Effects of microstructure, porosity and interface on thermal properties of titanium, aluminum-silicon, and brass coated AISI 410 stainless steel

There have been many attempts to change not only the mechanical properties but also physical properties of a material through common material processing. One such property of interest is the thermal conductivity (TC), which is driven by the need for improved materials and composites to conduct heat away from crucial components of a given system. It is important to know what influences TC. Some of the important factors include: matrix microstructure, the reinforcement distribution as well as amount of reinforcement, the strength of the interfacial bond between the matrix and the reinforcement and finally the porosity level. In this work, the feasibility of enhancing the inherent TC of a given material through various methods has been studied. Three main methods were implemented using laser processing; porosity, microstructure, and surface modification or coating. All of these can be accomplished utilizing Laser Engineered Net Shaping, a rapid prototyping technique in conjunction with optimized processing parameters.
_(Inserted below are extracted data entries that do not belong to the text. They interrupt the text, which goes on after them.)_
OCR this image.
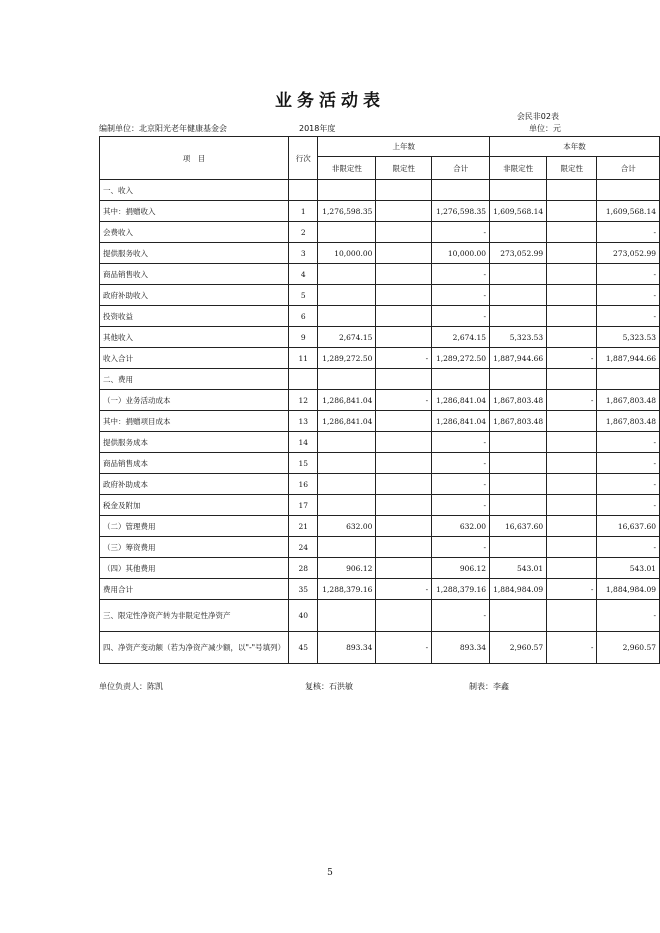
业务活动表
会民非02表
编制单位：北京阳光老年健康基金会	2018年度	单位：元
项　目	行次	上年数			本年数		
		非限定性	限定性	合计	非限定性	限定性	合计
一、收入							
其中：捐赠收入	1	1,276,598.35		1,276,598.35	1,609,568.14		1,609,568.14
会费收入	2			-			-
提供服务收入	3	10,000.00		10,000.00	273,052.99		273,052.99
商品销售收入	4			-			-
政府补助收入	5			-			-
投资收益	6			-			-
其他收入	9	2,674.15		2,674.15	5,323.53		5,323.53
收入合计	11	1,289,272.50	-	1,289,272.50	1,887,944.66	-	1,887,944.66
二、费用							
（一）业务活动成本	12	1,286,841.04	-	1,286,841.04	1,867,803.48	-	1,867,803.48
其中：捐赠项目成本	13	1,286,841.04		1,286,841.04	1,867,803.48		1,867,803.48
提供服务成本	14			-			-
商品销售成本	15			-			-
政府补助成本	16			-			-
税金及附加	17			-			-
（二）管理费用	21	632.00		632.00	16,637.60		16,637.60
（三）筹资费用	24			-			-
（四）其他费用	28	906.12		906.12	543.01		543.01
费用合计	35	1,288,379.16	-	1,288,379.16	1,884,984.09	-	1,884,984.09
三、限定性净资产转为非限定性净资产	40			-			-
四、净资产变动额（若为净资产减少额，以"-"号填列）	45	893.34	-	893.34	2,960.57	-	2,960.57
单位负责人：陈凯	复核：石洪敏	制表：李鑫
5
In the first part of this work porosity was introduced into Ti-6Al-4V alloy samples to study the effect it has on TC and thermal performance. The porosity level of laser processed samples varied from 0.5 to 22%. Laser processed samples showed an increase of TC as the porosity decreased. Next, attention was turned to modifying microstructural features of Al-12Si and studying the effect this had on TC. Comparison of microstructural features of laser processed samples with cast Al-12Si alloy showed significant refinement in Si, which improved the TC and compensated for the detrimental effect of porosity on TC. The TC of cast alloy was ∼21--76% lower than the values exhibited by laser processed samples. Finally, surface modification of AISI SS410 was accomplished by coating it with a high TC brass alloy. The influence of laser treatment on interfacial microstructure and thermal performance was evaluated as a function of coating thickness. Laser deposition resulted in a diffused and metallurgically sound interface between metallurgically incompatible brass coating and the AISI SS410 substrate. Depending on the coating thickness the TC of AISI410 steel increased from 27 W/mK to a maximum of 37 W/mK.